Let’s clarify the concept of initial assumptions with the following visualization:
There are people who want boulevards…
…and there are people who want motorways.
We have two competing ideas for organizing traffic in an area – A; a boulevard and B; a motorway.
Instead of debating ideas and plans for concrete solutions…
…we should debate initial assumptions (i.e. future scenarios).
Do we assume that 1; there will be less private car traffic in the future…
…or 2; there will be more private car traffic in the future? Now, let’s test our ideas against our initial assumptions.
Are boulevards (A) or motorways (B) better in a future where private car traffic will decrease (1)? Here it is assumed that boulevards are better because they provide better circumstances for including alternative systems (such as rails and bicycle/pedestrian lanes) in the space reserved for traffic.
How is it if private car traffic will increase (2) in the future? Are boulevards (A) or motorways (B) better? Here it is assumed that motorways are better because they provide better circumstances for handling a growing amount of private cars in the space reserved for traffic.
First, the community decides what kind of future they believe in. Then they test different ideas to support building that future. The goal is to test how different ideas and plans (second column) work together with different initial assumptions and visions about the future (first column) and finally end up with the best combinations (third column). This helps taking discussion towards building a common future rather than arguing about who likes which idea better.

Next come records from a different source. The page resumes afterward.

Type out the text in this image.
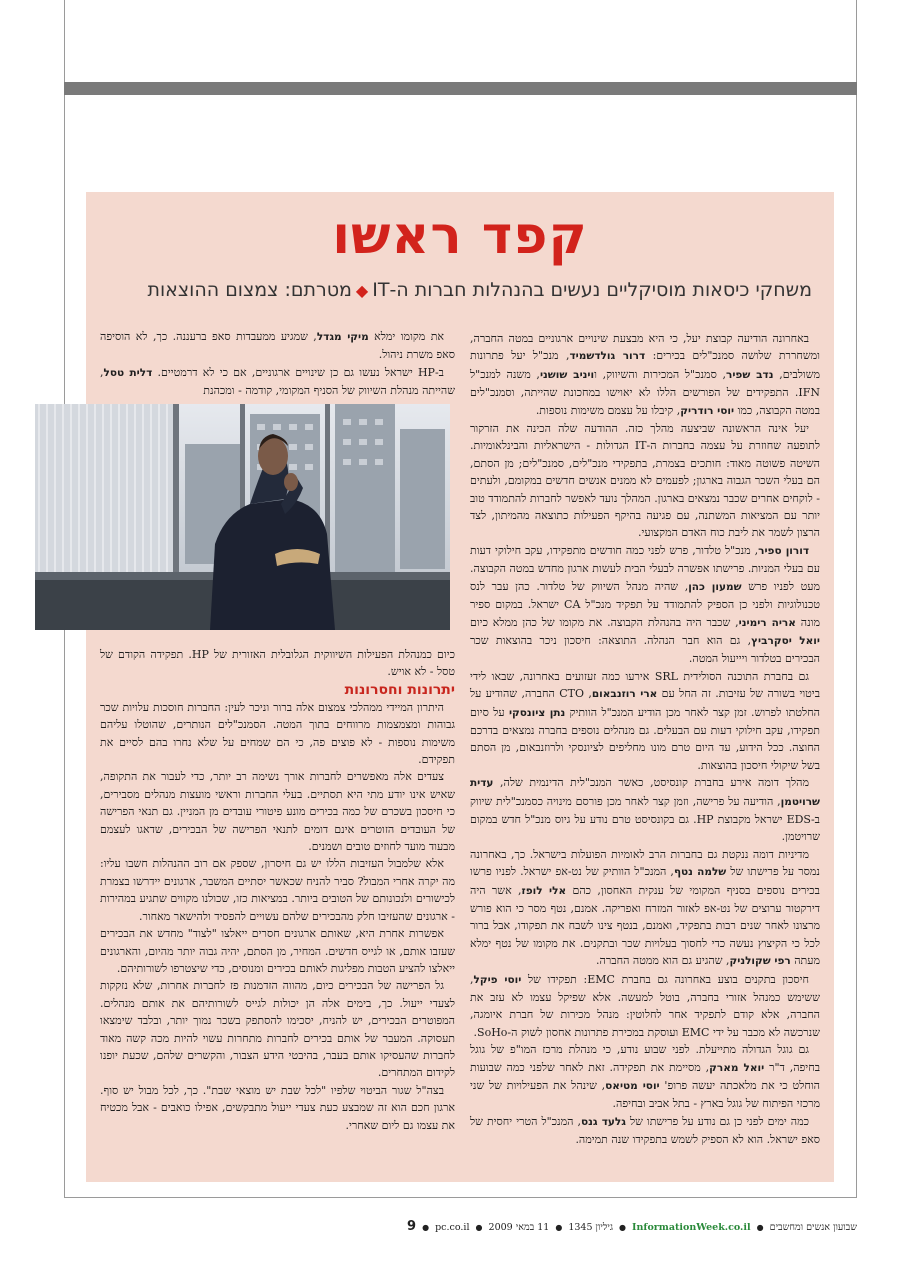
קפד ראשו
משחקי כיסאות מוסיקליים נעשים בהנהלות חברות ה-IT◆מטרתם: צמצום ההוצאות

באחרונה הודיעה קבוצת יעל, כי היא מבצעת שינויים ארגוניים במטה החברה, ומשחררת שלושה סמנכ"לים בכירים: דרור גולדשמיד, מנכ"ל יעל פתרונות משולבים, נדב שפיר, סמנכ"ל המכירות והשיווק, וויניב שושני, משנה למנכ"ל IFN. התפקידים של הפורשים הללו לא יאוישו במחכונת שהייתה, וסמנכ"לים במטה הקבוצה, כמו יוסי רודריק, קיבלו על עצמם משימות נוספות.

יעל אינה הראשונה שביצעה מהלך כזה. ההודעה שלה הכינה את הזרקור לתופעה שחוזרת על עצמה בחברות ה-IT הגדולות - הישראליות והבינלאומיות. השיטה פשוטה מאוד: חותכים בצמרת, בתפקידי מנכ"לים, סמנכ"לים; מן הסתם, הם בעלי השכר הגבוה בארגון; לפעמים לא ממנים אנשים חדשים במקומם, ולעתים - לוקחים אחרים שכבר נמצאים בארגון. המהלך נועד לאפשר לחברות להתמודד טוב יותר עם המציאות המשתנה, עם פגיעה בהיקף הפעילות כתוצאה מהמיתון, לצד הרצון לשמר את ליבת כוח האדם המקצועי.

דורון ספיר, מנכ"ל טלדור, פרש לפני כמה חודשים מתפקידו, עקב חילוקי דעות עם בעלי המניות. פרישתו אפשרה לבעלי הבית לעשות ארגון מחדש במטה הקבוצה. מעט לפניו פרש שמעון כהן, שהיה מנהל השיווק של טלדור. כהן עבר לנס טכנולוגיות ולפני כן הספיק להתמודד על תפקיד מנכ"ל CA ישראל. במקום ספיר מונה אריה רימיני, שכבר היה בהנהלת הקבוצה. את מקומו של כהן ממלא כיום יואל יסקרביץ, גם הוא חבר הנהלה. התוצאה: חיסכון ניכר בהוצאות שכר הבכירים בטלדור ויייעול המטה.

גם בחברת התוכנה הסולידית SRL אירעו כמה זעזועים באחרונה, שבאו לידי ביטוי בשורה של עזיבות. זה החל עם ארי רוזנבאום, CTO החברה, שהודיע על החלטתו לפרוש. זמן קצר לאחר מכן הודיע המנכ"ל הוותיק נתן ציונסקי על סיום תפקידו, עקב חילוקי דעות עם הבעלים. גם מנהלים נוספים בחברה נמצאים בדרכם החוצה. ככל הידוע, עד היום טרם מונו מחליפים לציונסקי ולרוזנבאום, מן הסתם בשל שיקולי חיסכון בהוצאות.

מהלך דומה אירע בחברת קונסיסט, כאשר המנכ"לית הדינמית שלה, עדית שרויטמן, הודיעה על פרישה, וזמן קצר לאחר מכן פורסם מינויה כסמנכ"לית שיווק ב-EDS ישראל מקבוצת HP. גם בקונסיסט טרם נודע על גיוס מנכ"ל חדש במקום שרויטמן.

מדיניות דומה ננקטת גם בחברות הרב לאומיות הפועלות בישראל. כך, באחרונה נמסר על פרישתו של שלמה נטף, המנכ"ל הוותיק של נט-אפ ישראל. לפניו פרשו בכירים נוספים בסניף המקומי של ענקית האחסון, כהם אלי לופז, אשר היה דירקטור ערוצים של נט-אפ לאזור המזרח ואפריקה. אמנם, נטף מסר כי הוא פורש מרצונו לאחר שנים רבות בתפקיד, ואמנם, בנטף צינו לשבח את תפקודו, אבל ברור לכל כי הקיצוץ נעשה כדי לחסוך בעלויות שכר ובתקנים. את מקומו של נטף ימלא מעתה רפי שקולניק, שהגיע גם הוא ממטה החברה.

חיסכון בתקנים בוצע באחרונה גם בחברת EMC: תפקידו של יוסי פיקל, ששימש כמנהל אזורי בחברה, בוטל למעשה. אלא שפיקל עצמו לא עזב את החברה, אלא קודם לתפקיד אחר לחלוטין: מנהל מכירות של חברת איומגה, שנרכשה לא מכבר על ידי EMC ועוסקת במכירת פתרונות אחסון לשוק ה-SoHo.

גם גוגל הגדולה מתייעלת. לפני שבוע נודע, כי מנהלת מרכז המו"פ של גוגל בחיפה, ד"ר יואל מארק, מסיימת את תפקידה. זאת לאחר שלפני כמה שבועות הוחלט כי את מלאכתה יעשה פרופ' יוסי מטיאס, שינהל את הפעילויות של שני מרכזי הפיתוח של גוגל בארץ - בתל אביב ובחיפה.

כמה ימים לפני כן גם נודע על פרישתו של גלעד גנס, המנכ"ל הטרי יחסית של סאפ ישראל. הוא לא הספיק לשמש בתפקידו שנה תמימה.

את מקומו ימלא מיקי מגדל, שמגיע ממעבדות סאפ ברעננה. כך, לא הוסיפה סאפ משרת ניהול.

ב-HP ישראל נעשו גם כן שינויים ארגוניים, אם כי לא דרמטיים. דלית טסל, שהייתה מנהלת השיווק של הסניף המקומי, קודמה - ומכהנת

כיום כמנהלת הפעילות השיווקית הגלובלית האזורית של HP. תפקידה הקודם של טסל - לא אויש.

יתרונות וחסרונות

היתרון המיידי ממהלכי צמצום אלה ברור וניכר לעין: החברות חוסכות עלויות שכר גבוהות ומצמצמות מרווחים בתוך המטה. הסמנכ"לים הנותרים, שהוטלו עליהם משימות נוספות - לא פוצים פה, כי הם שמחים על שלא נחרו בהם לסיים את תפקידם.

צעדים אלה מאפשרים לחברות אורך נשימה רב יותר, כדי לעבור את התקופה, שאיש אינו יודע מתי היא תסתיים. בעלי החברות וראשי מועצות מנהלים מסבירים, כי חיסכון בשכרם של כמה בכירים מונע פיטורי עובדים מן המניין. גם תנאי הפרישה של העובדים הזוטרים אינם דומים לתנאי הפרישה של הבכירים, שדאגו לעצמם מבעוד מועד לחוזים טובים ושמנים.

אלא שלמבול העזיבות הללו יש גם חיסרון, שספק אם רוב ההנהלות חשבו עליו: מה יקרה אחרי המבול? סביר להניח שכאשר יסתיים המשבר, ארגונים יידרשו בצמרת לכישורים ולנכונותם של הטובים ביותר. במציאות כזו, שכולנו מקווים שתגיע במהירות - ארגונים שהעזיבו חלק מהבכירים שלהם עשויים להפסיד ולהישאר מאחור.

אפשרות אחרת היא, שאותם ארגונים חסרים ייאלצו "לצוד" מחדש את הבכירים שעזבו אותם, או לגייס חדשים. המחיר, מן הסתם, יהיה גבוה יותר מהיום, והארגונים ייאלצו להציע הטבות מפליגות לאותם בכירים ומנוסים, כדי שיצטרפו לשורותיהם.

גל הפרישה של הבכירים כיום, מהווה הזדמנות פז לחברות אחרות, שלא נזקקות לצעדי ייעול. כך, בימים אלה הן יכולות לגייס לשורותיהם את אותם מנהלים. המפוטרים הבכירים, יש להניח, יסכימו להסתפק בשכר נמוך יותר, ובלבד שימצאו תעסוקה. המעבר של אותם בכירים לחברות מתחרות עשוי להיות מכה קשה מאוד לחברות שהעסיקו אותם בעבר, בהיבטי הידע הצבור, והקשרים שלהם, שכעת יופנו לקידום המתחרים.

בצה"ל שגור הביטוי שלפיו "לכל שבת יש מוצאי שבת". כך, לכל מבול יש סוף. ארגון חכם הוא זה שמבצע כעת צעדי ייעול מתבקשים, אפילו כואבים - אבל מכטיח את עצמו גם ליום שאחרי.

שבועון אנשים ומחשבים ● InformationWeek.co.il ● גיליון 1345 ● 11 במאי 2009 ● pc.co.il ● 9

If the discussion is about building boulevards or motorways, we should not focus on who likes which idea better but rather on whether we believe that there will be more or less private car traffic in the future (and other initial assumptions).
JB: How would you sum up the concept of initial assumptions in urban planning?
AJP: If we would focus on debating where we want to go as a community (initial assumptions) instead of arbitrary details (concrete proposals), our political decisions would reach our built environment faster. In other words we would narrow the gap between politics and urban planning. This is an interesting hypothesis but we have to ensure that discussion does not become too political and abstract, that it is still tied to our physical environment and that decisions are made. The most important thing is to change our attitudes but we also need to develop our systems to support a more lean way of working. We need to create decision making tools to support a more continuous and productive dialogue between different stakeholders while still pushing towards common conclusions and decisions.